After a brief prologue, The Revenant immerses us in a fierce battle that takes place in a forest bathed in eerie light. I'm not sure I've ever seen anything quite like the way director Alejandro Gonzalez Inarritu's camera captures an Arikara Indian attack on a white hunting party.
Instantly, Inarritu -- with an amazingly able assist from cinematographer Emmanuel Lubezki (Birdman, Gravity and The Tree of Life) -- throws us off balance. Inarritu's images are shockingly realistic, yet his movie almost feels as if it's taking place in an alien world where the natural environment alternates between beauty and cold indifference.
I've read that Inarritu (Birdman and Babel) did most of his filming at dawn or dusk, times when the light feels chilled and elusive. His decision paid off.
There's not much build-up to the movie's opening bloodbath, but that may be fitting: The Revenant isn't about pauses and reflection; it's a heart-pounding story of one man's attempt to survive the frontier in the 1830s.
In what surely was a physically grueling experience, Leonardo DiCaprio plays Hugh Glass, the tracker who tries to plot a course that will save the small group of men who survive the movie's opening attack. These surviving hunters are being led by Andrew Henry (Domhnall Gleeson), a man who struggles to remain even-handed in what increasingly looks like a blood-thirsty slaughterhouse.
DiCaprio's Glass spans two worlds. He's a white man who was married to a Pawnee woman who was killed by white soldiers. He has a half-Pawnee, teen-age son (Forrest Goodluck) to whom he's entirely devoted.
If you've read anything about The Revenant, you already know that one of the movie's most shocking scenes occurs when a bear attacks Glass. Making use of convincing CGI, Inarritu presents a harrowing assault in which Glass is so severely mauled, we expect him to die on the spot.
The word "revenant" means one who has returned from the dead, and the term never has been more aptly applied than to the character DiCaprio portrays in this bloody, physical and obviously demanding performance.
As The Revenant progresses, it becomes clear that Glass again and again will be tested.
If you're looking for survival strategies, you could do worse than multiple viewings of Inarritu's adventure. The Revenant offers lessons in how to catch and eat raw fish or cauterize a severe wound.
In another of its memorably gory scenes, Glass removes the entrails from a newly dead horse so that he can crawl into the animal's carcass, using what's left of its warmth to preserve himself from the cold. His emergence from the animal after a blizzard stands as one of Glass' many symbolic rebirths.

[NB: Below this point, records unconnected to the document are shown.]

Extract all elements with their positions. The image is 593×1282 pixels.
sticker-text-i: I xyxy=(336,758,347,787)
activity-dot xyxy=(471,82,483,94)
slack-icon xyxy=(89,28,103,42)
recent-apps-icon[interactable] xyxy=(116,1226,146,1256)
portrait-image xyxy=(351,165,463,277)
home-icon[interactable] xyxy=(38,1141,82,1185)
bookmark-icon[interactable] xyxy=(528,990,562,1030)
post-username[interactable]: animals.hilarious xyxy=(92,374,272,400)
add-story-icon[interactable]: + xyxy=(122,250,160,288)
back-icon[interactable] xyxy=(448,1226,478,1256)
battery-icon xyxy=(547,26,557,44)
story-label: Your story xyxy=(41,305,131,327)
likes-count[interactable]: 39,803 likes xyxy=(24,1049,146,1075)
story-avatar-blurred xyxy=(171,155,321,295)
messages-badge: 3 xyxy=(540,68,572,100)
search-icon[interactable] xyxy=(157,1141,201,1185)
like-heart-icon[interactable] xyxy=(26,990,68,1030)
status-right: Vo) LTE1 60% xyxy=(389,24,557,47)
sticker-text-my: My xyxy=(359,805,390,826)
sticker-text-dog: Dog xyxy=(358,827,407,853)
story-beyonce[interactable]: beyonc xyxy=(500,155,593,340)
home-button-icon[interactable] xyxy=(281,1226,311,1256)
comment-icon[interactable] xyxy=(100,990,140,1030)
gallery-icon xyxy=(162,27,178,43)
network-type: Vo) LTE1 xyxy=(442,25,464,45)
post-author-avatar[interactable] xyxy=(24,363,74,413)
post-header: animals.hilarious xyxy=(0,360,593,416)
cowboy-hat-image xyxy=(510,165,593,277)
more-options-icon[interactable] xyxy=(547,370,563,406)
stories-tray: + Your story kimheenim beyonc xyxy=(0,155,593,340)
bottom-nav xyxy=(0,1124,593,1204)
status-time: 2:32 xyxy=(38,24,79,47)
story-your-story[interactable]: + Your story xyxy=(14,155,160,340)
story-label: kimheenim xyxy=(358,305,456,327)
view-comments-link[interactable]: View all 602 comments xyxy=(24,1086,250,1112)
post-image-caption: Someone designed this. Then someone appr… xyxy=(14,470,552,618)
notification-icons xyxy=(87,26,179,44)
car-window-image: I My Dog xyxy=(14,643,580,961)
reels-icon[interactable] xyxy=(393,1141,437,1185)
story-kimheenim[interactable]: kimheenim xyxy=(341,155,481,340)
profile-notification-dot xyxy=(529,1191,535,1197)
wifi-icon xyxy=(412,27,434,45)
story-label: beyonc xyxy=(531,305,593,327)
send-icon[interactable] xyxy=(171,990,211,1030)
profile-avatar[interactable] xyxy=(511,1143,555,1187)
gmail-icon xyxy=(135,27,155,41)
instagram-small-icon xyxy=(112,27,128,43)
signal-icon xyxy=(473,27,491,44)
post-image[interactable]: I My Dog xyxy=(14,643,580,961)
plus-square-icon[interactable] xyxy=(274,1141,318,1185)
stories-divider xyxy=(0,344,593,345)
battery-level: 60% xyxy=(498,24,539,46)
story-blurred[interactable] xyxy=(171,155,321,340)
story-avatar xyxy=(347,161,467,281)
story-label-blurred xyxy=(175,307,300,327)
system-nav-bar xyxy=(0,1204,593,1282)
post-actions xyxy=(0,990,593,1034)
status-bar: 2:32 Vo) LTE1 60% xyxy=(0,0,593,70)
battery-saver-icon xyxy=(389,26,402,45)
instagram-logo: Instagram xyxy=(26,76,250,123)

Not only does Glass face natural obstacles; he also must deal with a human enemy. John Fitzgerald (Tom Hardy) believes in money and survival; he tries to convince his companion, Bridger (Will Poulter), that they should put the wounded Glass -- reunited with the other hunters after the bear attack -- out of his misery. So long as Glass remains alive, he only can slow the party down. They must drag him over rough terrain on a litter made of wood.
Speaking with a frontier accent that sounds like a cross between a garbage compactor and Tommy Lee Jones, Hardy again loses himself in a role, so much so that it may take you a while even to realize he's in the movie. Nothing about The Revenant dissuaded me from thinking of Hardy as one of the best screen actors working today.
Working from a screenplay by Mark L. Smith and Inarritu that's partly based on a novel by Michael Punke, The Revenant forces Glass into one life threatening situation after another, each presented in convincing enough fashion to make the movie a stomach-tightening ordeal.
Late-picture attempts to add an ethical dimension to the movie's revenge plot (I haven't talked about it much to avoid spoilers) aren't especially convincing, and at two and a half hours, Glass probably faces one challenge too many.
But The Revenant provides Inarritu with an opportunity to present a view of the frontier as a place of nearly unrelieved brutality and looming death, all augmented by Lubezki's brilliant cinematography.
If Inarritu was trying to give his movie mythic status, I don't believe he succeeds. In some ways, The Revenant is a glorified action movie, its scenery coated with ice and snow and brimming with forest mystery. But there's no denying that The Revenant feels as if it's taking place in a frozen expanse where both Glass and an audience are effectively put through a merciless wringer.
Lament it if you will, but that's part of what we've come to regard as entertainment.